Containerizing with Docker
The Dockerfile
is straightforward. It starts from a slim Python image (python:3.13.0-slim)
, installs the dependencies from requirements.txt
, and uses gunicorn
as a production-grade web server. The --timeout 0
flag is critical, as it tells gunicorn
that our streaming request is allowed to run forever.
# Extracted from our Dockerfile - not complete
CMD exec gunicorn --bind :$PORT --workers 1 --threads 8 --timeout 0 main:app
Secure Deployment with gcloud
We use the gcloud
CLI to deploy our service. The most important part of the deployment command is how we handle configuration. Instead of passing secrets as plain text, we mount them directly from Secret Manager.

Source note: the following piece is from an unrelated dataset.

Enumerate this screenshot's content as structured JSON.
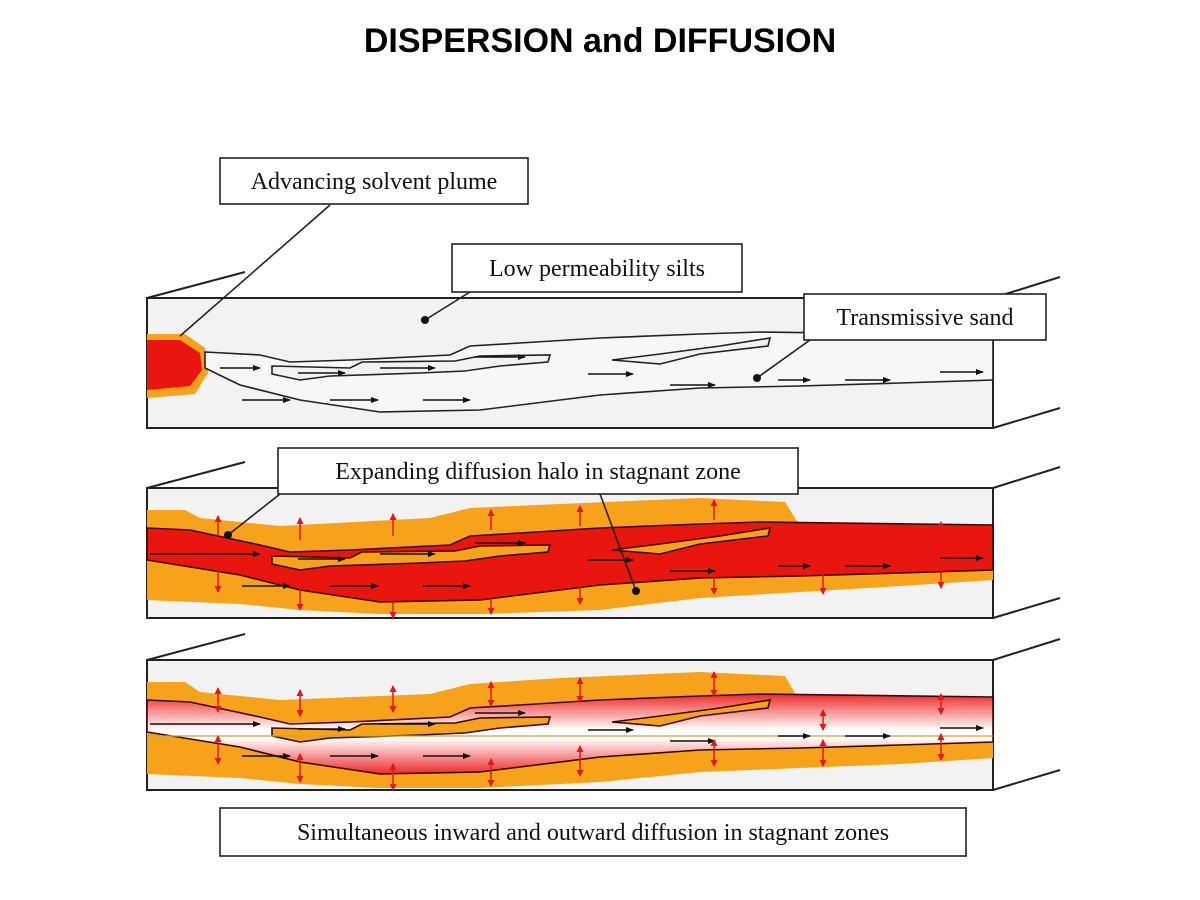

# From the deployment instructions
gcloud run deploy falcon-streamer \
--source . \
--platform managed \
--region "us-central1" \
--update-secrets="FALCON_CLIENT_ID=falcon-client-id:latest" \
--update-secrets="FALCON_CLIENT_SECRET=falcon-client-secret:latest" \
--update-secrets="GCS_BUCKET_NAME=gcs-bucket-name:latest" \
--update-secrets="FALCON_BASE_URL=falcon-base-url:latest"
This command tells Cloud Run to fetch the latest version of each secret and inject it into the running container as an environment variable. Our Python script then reads these variables using os.environ.get()
. This is a secure and highly flexible way to manage configuration.
The Outcome: Your Automated Data Pipeline
After deploying, you have a fully automated, serverless pipeline. The service will run continuously, capturing every event from your Falcon stream and writing it to GCS in organized, time-stamped .jsonl
files.
Where to from here? You could:
- Set up a Chronicle Feed: Point Chronicle directly at your GCS bucket for automatic, continuous ingestion into your SIEM.
- Analyze with BigQuery: Create an external table in BigQuery on top of your GCS files to run complex SQL queries against your security data.
- Trigger Real-Time Alerts: Configure a GCS trigger to run a Cloud Function on each new file created, allowing you to build custom, real-time alerting logic.
This architecture provides a robust foundation for leveraging your Falcon security data across the Google Cloud ecosystem.